Direct thermal is typically used to print tags, tickets, and labels that have a relatively short usable life.
Bulk food labels
POS sale receipts
Direct thermal is well suited for these applications because it is typically less expensive than thermal transfer, and the long life durability attributes of thermal transfer are not needed.
Now; why isn’t direct thermal well suited for longer life applications?
Direct thermal papers have a coating on them that contains leuco dyes. When this coating that contains the dyes is exposed to heat from a thermal printhead, a reaction takes place and the paper “turns black in the area exposed to the thermal printhead. This same reaction can take place unintentionally when the direct thermal paper is exposed to heat (~85C and higher) or light (particularly UV light) over a period of time.
You may recall the early fax machines that used direct thermal technology. If you kept your original fax that was printed on direct thermal paper for a period of time, it would eventually become discolored and fade.
Testing recently completed showed the following:
Direct thermal images have very good scratch and smear resistance when tested using conventional evaluation methods (crockmeter). When tested this way, they exhibit scratch and smear properties at least as good as an image printed with a premium (wax/resin) thermal transfer ribbon.
However, a direct thermal image can easily be marred by striking the unprinted area of the paper with a sharp edge like a fingernail or stylus. If you strike a direct thermal paper with your fingernail or a stylus, a dark line will result. This does not happen with thermal transfer.
Direct thermal images have very good resistance to water (as thermal transfer images do).

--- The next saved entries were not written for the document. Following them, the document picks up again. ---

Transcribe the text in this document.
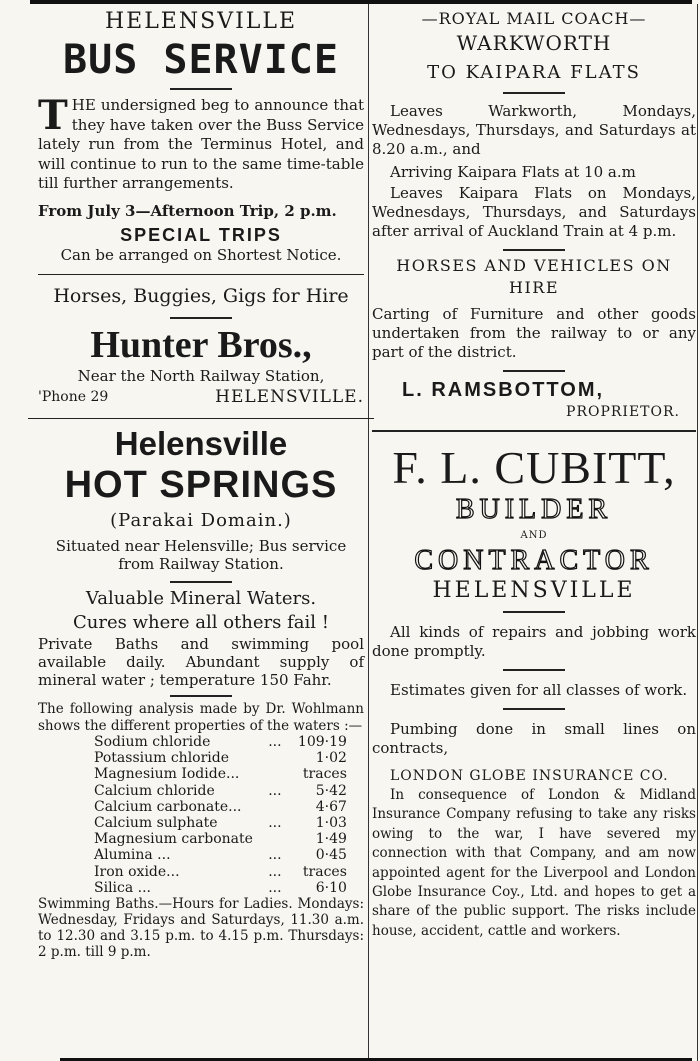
HELENSVILLE

BUS SERVICE

THE undersigned beg to announce that they have taken over the Buss Service lately run from the Terminus Hotel, and will continue to run to the same time-table till further arrangements.

From July 3—Afternoon Trip, 2 p.m.

SPECIAL TRIPS

Can be arranged on Shortest Notice.

Horses, Buggies, Gigs for Hire

Hunter Bros.,

Near the North Railway Station,

'Phone 29	HELENSVILLE.

Helensville

HOT SPRINGS

(Parakai Domain.)

Situated near Helensville; Bus service from Railway Station.

Valuable Mineral Waters.

Cures where all others fail !

Private Baths and swimming pool available daily. Abundant supply of mineral water ; temperature 150 Fahr.

The following analysis made by Dr. Wohlmann shows the different properties of the waters :—

Sodium chloride	...	109·19
Potassium chloride		1·02
Magnesium Iodide...		traces
Calcium chloride	...	5·42
Calcium carbonate...		4·67
Calcium sulphate	...	1·03
Magnesium carbonate		1·49
Alumina ...	...	0·45
Iron oxide...	...	traces
Silica ...	...	6·10

Swimming Baths.—Hours for Ladies. Mondays: Wednesday, Fridays and Saturdays, 11.30 a.m. to 12.30 and 3.15 p.m. to 4.15 p.m. Thursdays: 2 p.m. till 9 p.m.

—ROYAL MAIL COACH—

WARKWORTH

TO KAIPARA FLATS

Leaves Warkworth, Mondays, Wednesdays, Thursdays, and Saturdays at 8.20 a.m., and

Arriving Kaipara Flats at 10 a.m

Leaves Kaipara Flats on Mondays, Wednesdays, Thursdays, and Saturdays after arrival of Auckland Train at 4 p.m.

HORSES AND VEHICLES ON HIRE

Carting of Furniture and other goods undertaken from the railway to or any part of the district.

L. RAMSBOTTOM,

PROPRIETOR.

F. L. CUBITT,

BUILDER

AND

CONTRACTOR

HELENSVILLE

All kinds of repairs and jobbing work done promptly.

Estimates given for all classes of work.

Pumbing done in small lines on contracts,

LONDON GLOBE INSURANCE CO.

In consequence of London & Midland Insurance Company refusing to take any risks owing to the war, I have severed my connection with that Company, and am now appointed agent for the Liverpool and London Globe Insurance Coy., Ltd. and hopes to get a share of the public support. The risks include house, accident, cattle and workers.
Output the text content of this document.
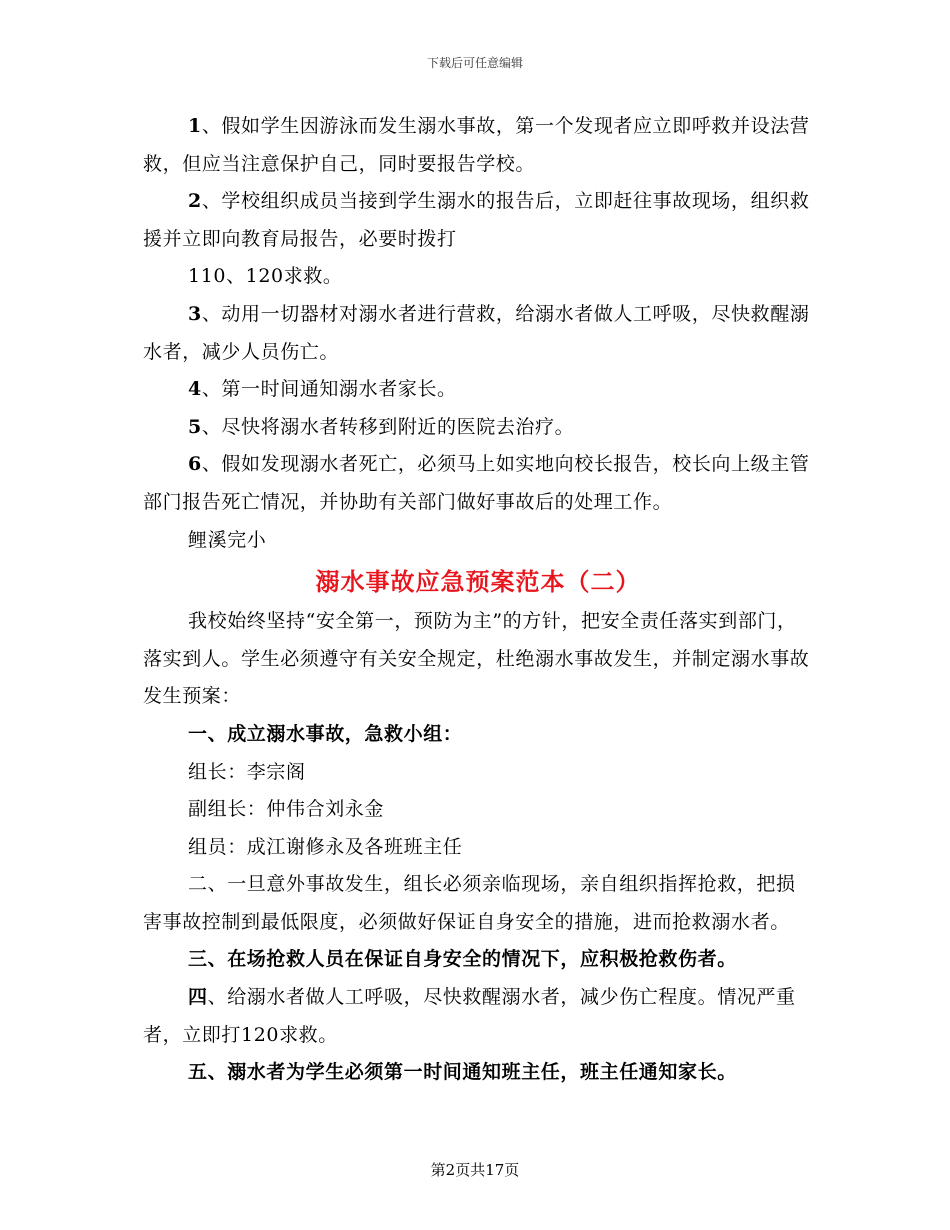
下载后可任意编辑

1、假如学生因游泳而发生溺水事故，第一个发现者应立即呼救并设法营救，但应当注意保护自己，同时要报告学校。

2、学校组织成员当接到学生溺水的报告后，立即赶往事故现场，组织救援并立即向教育局报告，必要时拨打

110、120求救。

3、动用一切器材对溺水者进行营救，给溺水者做人工呼吸，尽快救醒溺水者，减少人员伤亡。

4、第一时间通知溺水者家长。

5、尽快将溺水者转移到附近的医院去治疗。

6、假如发现溺水者死亡，必须马上如实地向校长报告，校长向上级主管部门报告死亡情况，并协助有关部门做好事故后的处理工作。

鲤溪完小

溺水事故应急预案范本（二）

我校始终坚持“安全第一，预防为主”的方针，把安全责任落实到部门，落实到人。学生必须遵守有关安全规定，杜绝溺水事故发生，并制定溺水事故发生预案：

一、成立溺水事故，急救小组：

组长：李宗阁

副组长：仲伟合刘永金

组员：成江谢修永及各班班主任

二、一旦意外事故发生，组长必须亲临现场，亲自组织指挥抢救，把损害事故控制到最低限度，必须做好保证自身安全的措施，进而抢救溺水者。

三、在场抢救人员在保证自身安全的情况下，应积极抢救伤者。

四、给溺水者做人工呼吸，尽快救醒溺水者，减少伤亡程度。情况严重者，立即打120求救。

五、溺水者为学生必须第一时间通知班主任，班主任通知家长。

第2页共17页
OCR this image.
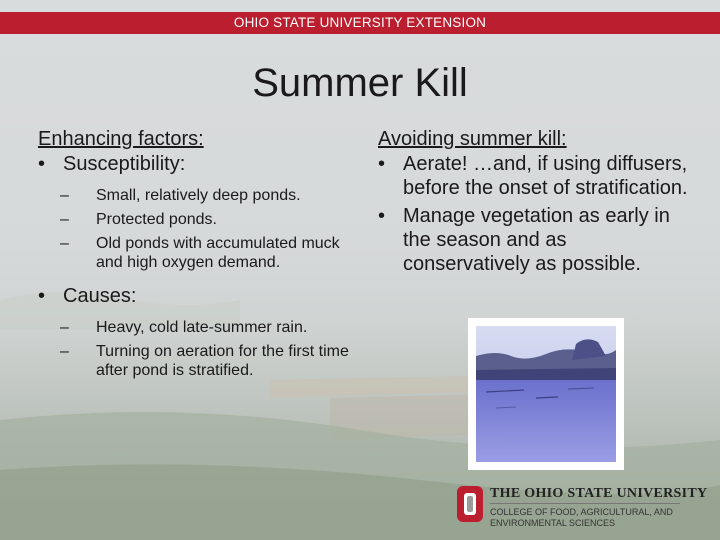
OHIO STATE UNIVERSITY EXTENSION
Summer Kill

Enhancing factors:

• Susceptibility:

– Small, relatively deep ponds.

– Protected ponds.

– Old ponds with accumulated muck and high oxygen demand.

• Causes:

– Heavy, cold late-summer rain.

– Turning on aeration for the first time after pond is stratified.

Avoiding summer kill:

• Aerate! …and, if using diffusers, before the onset of stratification.

• Manage vegetation as early in the season and as conservatively as possible.

THE OHIO STATE UNIVERSITY
COLLEGE OF FOOD, AGRICULTURAL, AND ENVIRONMENTAL SCIENCES
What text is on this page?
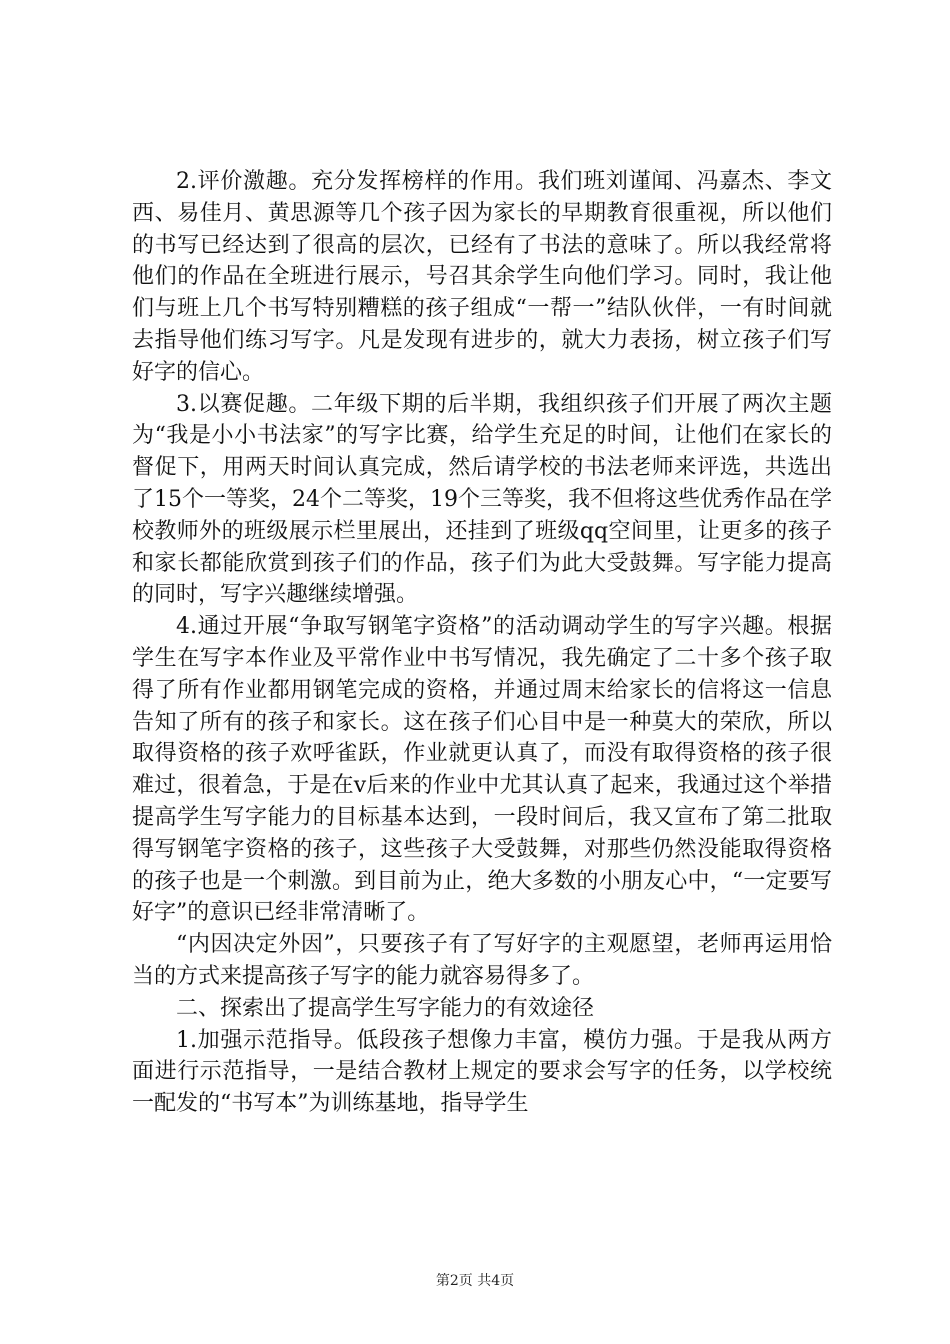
2.评价激趣。充分发挥榜样的作用。我们班刘谨闻、冯嘉杰、李文西、易佳月、黄思源等几个孩子因为家长的早期教育很重视，所以他们的书写已经达到了很高的层次，已经有了书法的意味了。所以我经常将他们的作品在全班进行展示，号召其余学生向他们学习。同时，我让他们与班上几个书写特别糟糕的孩子组成“一帮一”结队伙伴，一有时间就去指导他们练习写字。凡是发现有进步的，就大力表扬，树立孩子们写好字的信心。

3.以赛促趣。二年级下期的后半期，我组织孩子们开展了两次主题为“我是小小书法家”的写字比赛，给学生充足的时间，让他们在家长的督促下，用两天时间认真完成，然后请学校的书法老师来评选，共选出了15个一等奖，24个二等奖，19个三等奖，我不但将这些优秀作品在学校教师外的班级展示栏里展出，还挂到了班级qq空间里，让更多的孩子和家长都能欣赏到孩子们的作品，孩子们为此大受鼓舞。写字能力提高的同时，写字兴趣继续增强。

4.通过开展“争取写钢笔字资格”的活动调动学生的写字兴趣。根据学生在写字本作业及平常作业中书写情况，我先确定了二十多个孩子取得了所有作业都用钢笔完成的资格，并通过周末给家长的信将这一信息告知了所有的孩子和家长。这在孩子们心目中是一种莫大的荣欣，所以取得资格的孩子欢呼雀跃，作业就更认真了，而没有取得资格的孩子很难过，很着急，于是在v后来的作业中尤其认真了起来，我通过这个举措提高学生写字能力的目标基本达到，一段时间后，我又宣布了第二批取得写钢笔字资格的孩子，这些孩子大受鼓舞，对那些仍然没能取得资格的孩子也是一个刺激。到目前为止，绝大多数的小朋友心中，“一定要写好字”的意识已经非常清晰了。

“内因决定外因”，只要孩子有了写好字的主观愿望，老师再运用恰当的方式来提高孩子写字的能力就容易得多了。

二、探索出了提高学生写字能力的有效途径

1.加强示范指导。低段孩子想像力丰富，模仿力强。于是我从两方面进行示范指导，一是结合教材上规定的要求会写字的任务，以学校统一配发的“书写本”为训练基地，指导学生

第2页 共4页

Direct thermal images have poor resistance to chemicals – even what we would consider the “harmless” chemicals like IPA or Formula 409 cleaner. Thermal transfer has excellent chemical resistance (particularly premium wax/resin and super premium resin type ribbons).
As stated above, direct thermal has very poor temperature resistance. 7 out of the 9 direct thermal papers we tested started to show “graying” at temperatures as low as 85C (185F) after only 5 hours. 9 out of the 9 direct thermal papers showed graying after exposure to 85C for 24 hours. This exposure had no effect on the thermal transfer images (even those printed with wax ribbons).
9 out of the 9 direct thermal papers showed graying after only 24 hours of exposure to UV light. This exposure had no effect on the thermal transfer images.
Direct thermal images are not as dark/black as thermal transfer images. As measured with a Macbeth densitometer, thermal transfer images ranged from 1.9 to 2.1, whereas direct thermal images ranged from 1.2 to 1.5. (A densitometer measurement of 1.8 or higher is desirable.) Not only does a darker/blacker image look better to the eye, but, a darker/blacker bar code will result in a higher scan grade.
The direct thermal images also tended to exhibit more voiding in large text or all black areas.
In short, like everything else, direct thermal has its advantages and disadvantages…
Advantages of direct thermal:
Usually less costly as compared to thermal transfer (but not always)
More user-friendly in the sense that the user has only one media type to worry about
Very good scratch and smear resistance
Very good water resistance
Although less black than thermal transfer, the print quality of direct thermal is still very good.
Disadvantages of direct thermal:
Very little temperature resistance
Very little UV light resistance
Image can easily be marred by a sharp object
Image is relatively brown/light
Poor chemical resistance
Direct thermal paper is very abrasive to a thermal printhead, whereas, the backcoat of a thermal transfer ribbon is more “printhead friendly”.
Direct thermal requires significantly higher print energy than thermal transfer. When a printer is in “direct thermal mode”, the energy level is much higher than “thermal transfer mode” on a printer.